In researching my first novel (about a young lady disguised as a boy), I learned there was a real woman who had lived as a man for decades. She was living in California at the same time my story takes place. I found her in a biography of notable Western women, but she has a page on Wikipedia now.
Charlotte Parkhurst was born in 1812 Vermont. Her mother died that year, and her older brother Charles died in 1813. At age 12, Charlotte ran away from the orphanage where she and her sister were raised. Predictably (now that you’ve read my book, anyway) she renamed herself Charley, disguised herself as a boy, and reportedly went to work at a stable in Rhode Island. While there, the boy Charley learned how to drive teams of horses.
The 1849 California Gold Rush found 37-year-old Charley crossing Panama to reach the frontier. He landed a job driving wagons hauling cargo, and he lost sight in one eye when a horse kicked him. That led to the nickname, “One-Eyed Charley.” Moving on to work for a stage coach company, he developed a reputation as a “Jehu” (from 2 Kings 9:20: driving like “Jehu the son of Nimshi; for he driveth furiously.”) His other nickname was “Six-Horse Charley,” which also speaks to his skill with a team.

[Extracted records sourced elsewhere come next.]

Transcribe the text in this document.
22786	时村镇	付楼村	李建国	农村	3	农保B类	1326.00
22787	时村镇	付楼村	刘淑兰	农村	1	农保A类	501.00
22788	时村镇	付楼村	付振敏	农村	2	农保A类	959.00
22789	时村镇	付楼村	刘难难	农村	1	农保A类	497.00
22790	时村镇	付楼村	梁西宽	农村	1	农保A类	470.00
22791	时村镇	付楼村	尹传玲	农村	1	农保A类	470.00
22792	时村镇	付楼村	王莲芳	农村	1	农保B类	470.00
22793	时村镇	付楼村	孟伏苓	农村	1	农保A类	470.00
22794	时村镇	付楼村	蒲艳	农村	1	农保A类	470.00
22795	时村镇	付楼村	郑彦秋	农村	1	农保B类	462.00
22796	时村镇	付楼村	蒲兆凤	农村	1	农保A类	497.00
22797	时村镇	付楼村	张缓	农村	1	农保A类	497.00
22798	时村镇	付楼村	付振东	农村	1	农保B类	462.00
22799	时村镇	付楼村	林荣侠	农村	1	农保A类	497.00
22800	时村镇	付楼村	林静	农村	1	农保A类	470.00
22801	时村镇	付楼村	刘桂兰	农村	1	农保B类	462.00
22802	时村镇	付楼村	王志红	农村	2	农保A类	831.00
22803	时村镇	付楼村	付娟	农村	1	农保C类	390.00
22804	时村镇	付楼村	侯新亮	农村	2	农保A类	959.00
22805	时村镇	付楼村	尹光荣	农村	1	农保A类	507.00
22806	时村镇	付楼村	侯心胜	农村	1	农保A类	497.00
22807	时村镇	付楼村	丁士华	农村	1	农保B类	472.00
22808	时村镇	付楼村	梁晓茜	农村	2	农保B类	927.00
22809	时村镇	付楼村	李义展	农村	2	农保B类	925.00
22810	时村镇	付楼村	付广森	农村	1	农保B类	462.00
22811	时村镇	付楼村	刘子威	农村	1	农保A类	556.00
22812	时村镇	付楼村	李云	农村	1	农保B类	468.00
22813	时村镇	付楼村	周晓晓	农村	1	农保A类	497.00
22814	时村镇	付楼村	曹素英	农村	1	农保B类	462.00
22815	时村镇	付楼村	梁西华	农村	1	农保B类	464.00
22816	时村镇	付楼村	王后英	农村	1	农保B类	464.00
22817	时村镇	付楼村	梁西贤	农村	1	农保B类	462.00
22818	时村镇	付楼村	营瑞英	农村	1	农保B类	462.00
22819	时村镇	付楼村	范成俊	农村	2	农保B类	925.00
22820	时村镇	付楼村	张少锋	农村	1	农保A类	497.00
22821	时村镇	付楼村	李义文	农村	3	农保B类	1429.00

The year 1871 is when my novel begins, and that same year would have found old Charley retired to a ranch outside Watsonville, California. Railroads had begun to cut in on the stagecoach business, and his rheumatism would have made a more sedentary life attractive. He died in 1879, and it was only then that the medical examiner discovered his secret identity. Charlotte Parkhurst’s obituary from the San Francisco Call was reprinted in the New York Times, which gave him posthumous notoriety.
We can accurately predict that Charlotte became Charley in order to find work, because historically speaking, the 1820s didn’t offer women many employment opportunities. There was also probably an element of disguise, at least at first, because she had run away from the orphanage. We know her disguise was inadequate at least once in her 67 years: the coroner discovered she had given birth at some point, and a baby’s dress was found in her luggage. Modern historians also credit her as the first American woman to cast a ballot in a Presidential election (1868).
I’m grateful to Charley Parkhurst for proving the premise of my novel is plausible. I’m also glad the element of fiction lets me give my own heroine a happier ending. If you’d like to read the preview on Amazon, here’s a link:
Thanks for reading!
(A note to my readers: I found Charley’s story long after my heroine’s alias was written. The similarity was unintentional.)